You realize the KJV is a translation, not the Bible? If by this you mean we consider Baha'u'llah's Writings themselves to be the standard upon which spiritual truth is measured, that would be correct. But I would not ascribe propositional inerrancy to the Writings. In other words, I don't rely on them in matters of history or science. In any case the Writings only become a source of authority
after our investigations have determined that Baha'u'llah is indeed a Manifestation of God.
It is the process which proceeds conversion where one determines the validity of someone's claim to have received revelation. Might that choice have to be re-evaluated at some point? Quite possibly, but I don't do it with ever verse Baha'u'llah reveals. I did it when I first began reading His Writings before I became a Baha'i.

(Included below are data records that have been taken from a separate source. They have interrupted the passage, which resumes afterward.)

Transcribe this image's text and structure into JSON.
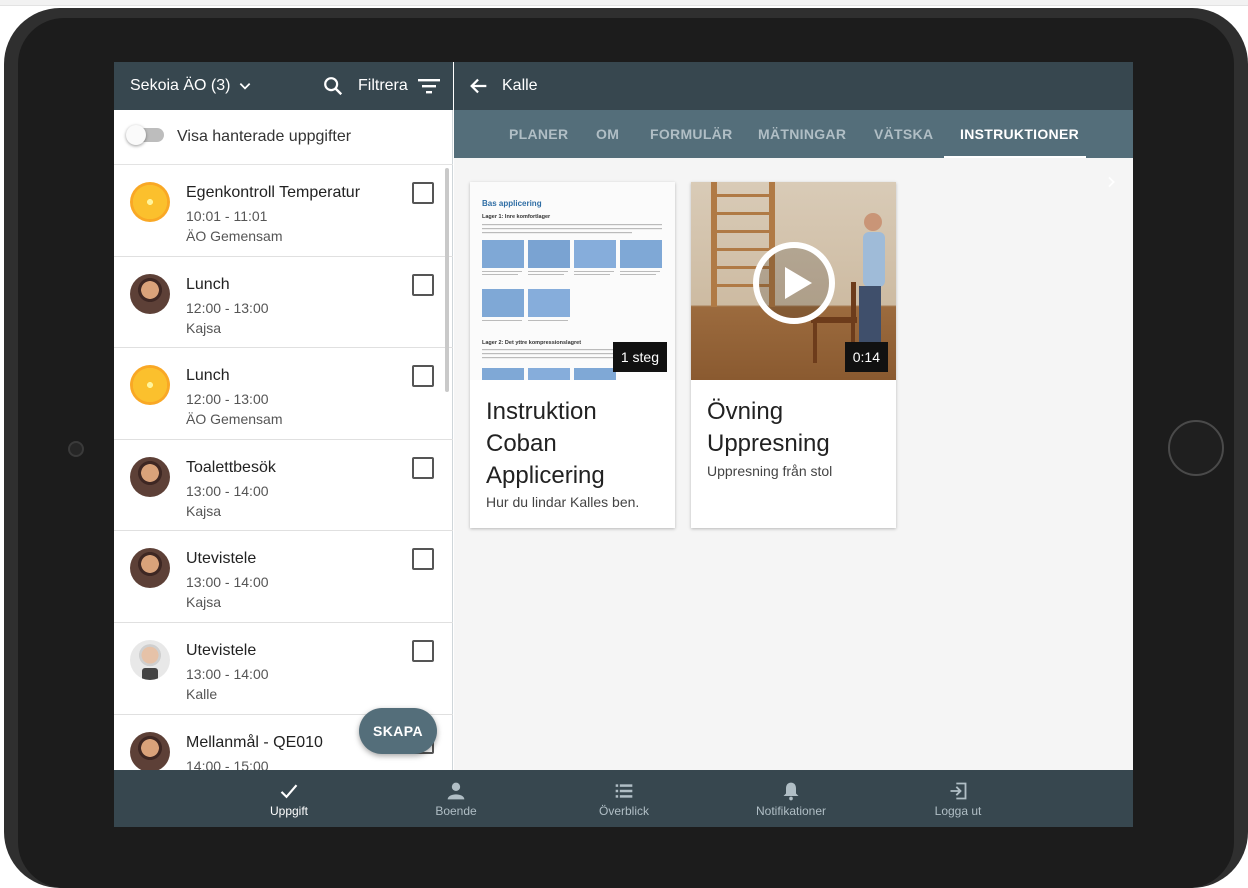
{
  "left_header": {
    "unit": "Sekoia ÄO (3)",
    "filter_label": "Filtrera"
  },
  "toggle": {
    "label": "Visa hanterade uppgifter"
  },
  "tasks": [
    {
      "title": "Egenkontroll Temperatur",
      "time": "10:01 - 11:01",
      "who": "ÄO Gemensam",
      "avatar": "flower-avatar"
    },
    {
      "title": "Lunch",
      "time": "12:00 - 13:00",
      "who": "Kajsa",
      "avatar": "person-avatar"
    },
    {
      "title": "Lunch",
      "time": "12:00 - 13:00",
      "who": "ÄO Gemensam",
      "avatar": "flower-avatar"
    },
    {
      "title": "Toalettbesök",
      "time": "13:00 - 14:00",
      "who": "Kajsa",
      "avatar": "person-avatar"
    },
    {
      "title": "Utevistele",
      "time": "13:00 - 14:00",
      "who": "Kajsa",
      "avatar": "person-avatar"
    },
    {
      "title": "Utevistele",
      "time": "13:00 - 14:00",
      "who": "Kalle",
      "avatar": "person-avatar"
    },
    {
      "title": "Mellanmål - QE010",
      "time": "14:00 - 15:00",
      "who": "",
      "avatar": "person-avatar"
    }
  ],
  "fab": {
    "label": "SKAPA"
  },
  "right_header": {
    "name": "Kalle"
  },
  "tabs": [
    {
      "label": "PLANER",
      "active": false
    },
    {
      "label": "OM",
      "active": false
    },
    {
      "label": "FORMULÄR",
      "active": false
    },
    {
      "label": "MÄTNINGAR",
      "active": false
    },
    {
      "label": "VÄTSKA",
      "active": false
    },
    {
      "label": "INSTRUKTIONER",
      "active": true
    }
  ],
  "cards": [
    {
      "badge": "1 steg",
      "title": "Instruktion Coban Applicering",
      "subtitle": "Hur du lindar Kalles ben.",
      "doc_heading": "Bas applicering",
      "doc_layer1": "Lager 1: Inre komfortlager",
      "doc_layer2": "Lager 2: Det yttre kompressionslagret"
    },
    {
      "badge": "0:14",
      "title": "Övning Uppresning",
      "subtitle": "Uppresning från stol"
    }
  ],
  "bottom_nav": [
    {
      "label": "Uppgift",
      "icon": "check-icon",
      "active": true
    },
    {
      "label": "Boende",
      "icon": "person-icon",
      "active": false
    },
    {
      "label": "Överblick",
      "icon": "list-icon",
      "active": false
    },
    {
      "label": "Notifikationer",
      "icon": "bell-icon",
      "active": false
    },
    {
      "label": "Logga ut",
      "icon": "logout-icon",
      "active": false
    }
  ],
  "colors": {
    "header": "#37474f",
    "tabs": "#546e7a",
    "fab": "#546e7a",
    "content_bg": "#f5f5f5"
  }
}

In the thread where this discussion was first started it was suggested that we had to have an 'infallible standard' for determining who was a Prophet. I submit that no such standard exist because it is up to the individual to independently investigate truth for themselves and no individual is infallible. Ian Semple, a prominent Baha'i described ones personal responsibility in these terms:
- The foundation for all development is to know oneself and to accept one's own responsibility for one's own life.
2. The next step is to learn that for a person to follow his own inclinations in everything leads to chaos in his own life and in society as a whole.
3. This leads one to search for an external source of authority, for what is truth. When one thinks one has found such a source it is essential to validate it. To fail to do so is to sacrifice one of the most fundamental rights and duties of a human being.
4. Having decided that a source of authority is valid, and that one wishes to obey it, one can only put this into practice if one understands what that source of authority requires.
5. Finally, unless one uses one's intelligence and good judgment in exercising one's obedience to authority, one may well end up doing the opposite of what it really intends.
All five of these processes require the exercise of one's reasoning powers. They are the negation of the concept of "blind obedience" [taqlid] and I believe that this concept of blind obedience is contrary to the spirit of the Faith. Obedience, for a Bahá'í is the free exercise of one's will to follow what one believes to be right. Blind obedience is the abdication of one's free will.